Of course, there are some differences in my implementation, hence this post. To use an OpenBSD VM in Azure, you have to-

create it outside Azure (Windows10 Pro or any other Hyper-V capable system).
do some basic configuration work.
create the Azure resources of the VM.
push the VHD up to Azure.
Turn on and test connectivity to the VM.

Create the VM

Simply create a VM on Hyper-V. Caveats:

must be VHD, fixed-size. The drive can be small if you are savvy about attaching other larger drives to the system later.
must have some basic configuration work done on it or it won't be accessible
must have either DHCP on it, or the IP address the VM gets in the 'lab' must be the IP address it will have in Azure.

VM Creation Steps

Create the fixed-size vhd disk first (to allow the creation of a vhd and not a vhdx)
Create the VM - 2-core, 2048GB RAM, one nic. No console redirection.
Attach the created drive and the latest OpenBSD iso file as a DVD disc
Boot

OpenBSD Installer instructions

give it the name you want it to be in Azure
create an extra user aside from root.
set DNS to be globally accessible like 8.8.8.8
Don't use DHCP, instead designate the IP address you want to be used in Azure

About IP addressing: it might be easier to have the LAN address you use re-created in Azure. This allows you to update the VM as much as you want in your environment prior to uploading it to Azure. Just remember that you will want to change the address later in Azure if you are going to have a site-to-site tunnel between that Azure environment and the one you created the VM in.

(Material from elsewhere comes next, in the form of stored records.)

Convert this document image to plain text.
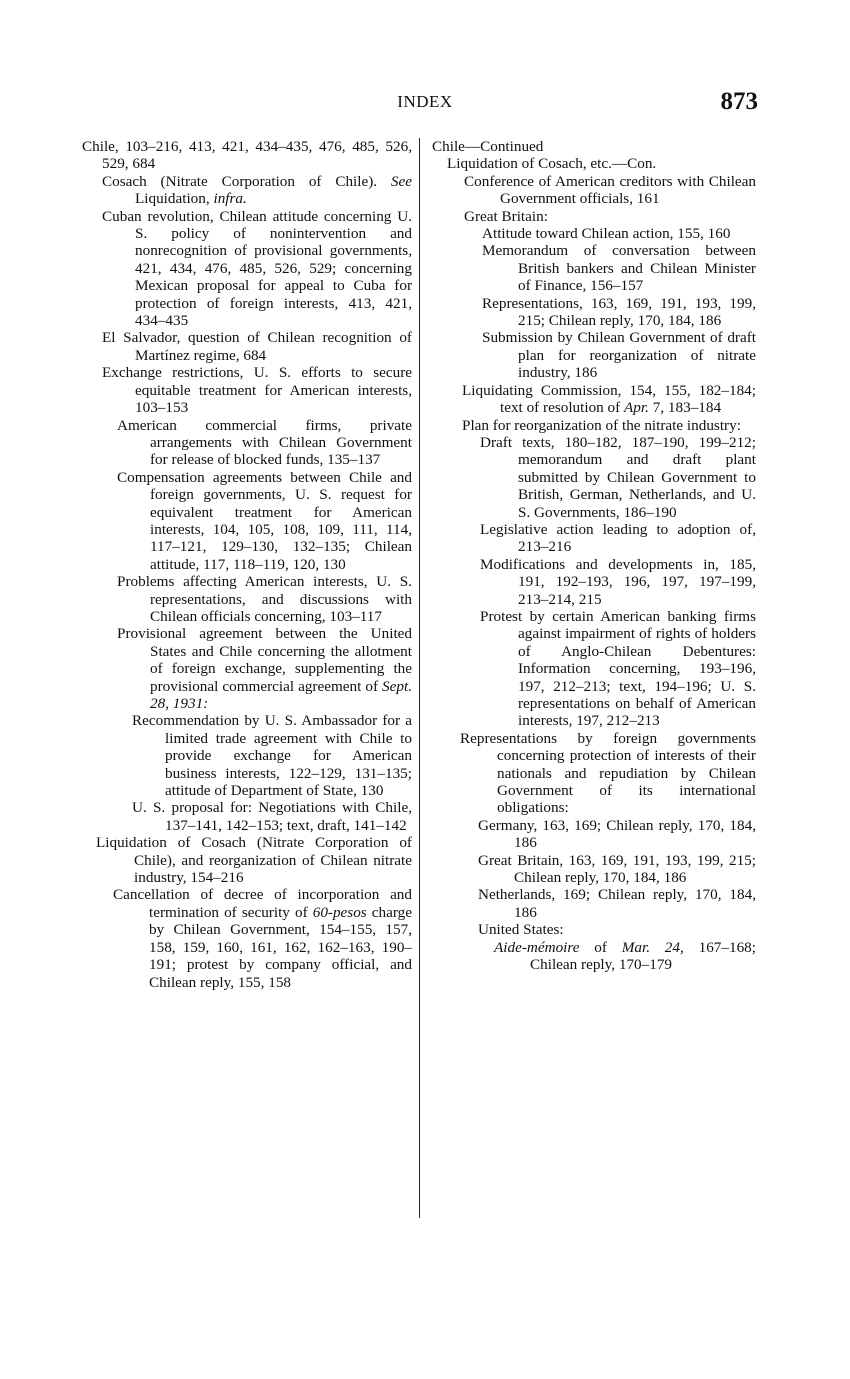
INDEX	873
Chile, 103–216, 413, 421, 434–435, 476, 485, 526, 529, 684
Cosach (Nitrate Corporation of Chile). See Liquidation, infra.
Cuban revolution, Chilean attitude concerning U. S. policy of nonintervention and nonrecognition of provisional governments, 421, 434, 476, 485, 526, 529; concerning Mexican proposal for appeal to Cuba for protection of foreign interests, 413, 421, 434–435
El Salvador, question of Chilean recognition of Martínez regime, 684
Exchange restrictions, U. S. efforts to secure equitable treatment for American interests, 103–153
American commercial firms, private arrangements with Chilean Government for release of blocked funds, 135–137
Compensation agreements between Chile and foreign governments, U. S. request for equivalent treatment for American interests, 104, 105, 108, 109, 111, 114, 117–121, 129–130, 132–135; Chilean attitude, 117, 118–119, 120, 130
Problems affecting American interests, U. S. representations, and discussions with Chilean officials concerning, 103–117
Provisional agreement between the United States and Chile concerning the allotment of foreign exchange, supplementing the provisional commercial agreement of Sept. 28, 1931:
Recommendation by U. S. Ambassador for a limited trade agreement with Chile to provide exchange for American business interests, 122–129, 131–135; attitude of Department of State, 130
U. S. proposal for: Negotiations with Chile, 137–141, 142–153; text, draft, 141–142
Liquidation of Cosach (Nitrate Corporation of Chile), and reorganization of Chilean nitrate industry, 154–216
Cancellation of decree of incorporation and termination of security of 60-pesos charge by Chilean Government, 154–155, 157, 158, 159, 160, 161, 162, 162–163, 190–191; protest by company official, and Chilean reply, 155, 158
Chile—Continued
Liquidation of Cosach, etc.—Con.
Conference of American creditors with Chilean Government officials, 161
Great Britain:
Attitude toward Chilean action, 155, 160
Memorandum of conversation between British bankers and Chilean Minister of Finance, 156–157
Representations, 163, 169, 191, 193, 199, 215; Chilean reply, 170, 184, 186
Submission by Chilean Government of draft plan for reorganization of nitrate industry, 186
Liquidating Commission, 154, 155, 182–184; text of resolution of Apr. 7, 183–184
Plan for reorganization of the nitrate industry:
Draft texts, 180–182, 187–190, 199–212; memorandum and draft plant submitted by Chilean Government to British, German, Netherlands, and U. S. Governments, 186–190
Legislative action leading to adoption of, 213–216
Modifications and developments in, 185, 191, 192–193, 196, 197, 197–199, 213–214, 215
Protest by certain American banking firms against impairment of rights of holders of Anglo-Chilean Debentures: Information concerning, 193–196, 197, 212–213; text, 194–196; U. S. representations on behalf of American interests, 197, 212–213
Representations by foreign governments concerning protection of interests of their nationals and repudiation by Chilean Government of its international obligations:
Germany, 163, 169; Chilean reply, 170, 184, 186
Great Britain, 163, 169, 191, 193, 199, 215; Chilean reply, 170, 184, 186
Netherlands, 169; Chilean reply, 170, 184, 186
United States:
Aide-mémoire of Mar. 24, 167–168; Chilean reply, 170–179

Post-Creation Configuration Steps

As root:

grab a pre-created doas.conf file and load it into /etc/. be sure it has the user accounted for in it so that you can ssh in as the user and then elevate to root.
it's best to also have pre-created .profile files for root and the other user to sit in their home directory, which can do things like color-highlight root's prompt, or account for the ftp server to install packages from.
install the following packages and make the following links:

pkg_add nano py-setuptools openssl git

ln -sf /usr/local/bin/python2.7 /usr/local/bin/python

ln -sf /usr/local/bin/python2.7-2to3 /usr/local/bin/2to3

ln -sf /usr/local/bin/python2.7-config /usr/local/bin/python-config

ln -sf /usr/local/bin/pydoc2.7 /usr/local/bin/pydoc

git the latest Azure agent, install and run it

git clone https://github.com/Azure/WALinuxAgent

cd WALinuxAgent

python setup.py install

waagent -register-service

waagent -force

confirm the Azure agent is running

ps auxw| grep waagent

Create the Azure Resources of the VM

When the VM is created it will take the specs you configured in VMM, like CPU Count and RAM. For the file system itself, however, some work needs to be done, namely a logical storage space needs to be created in Azure where the VM VHD file can be uploaded and subsequently used. The logic to Azure storage is Account=>Container=>blob (file).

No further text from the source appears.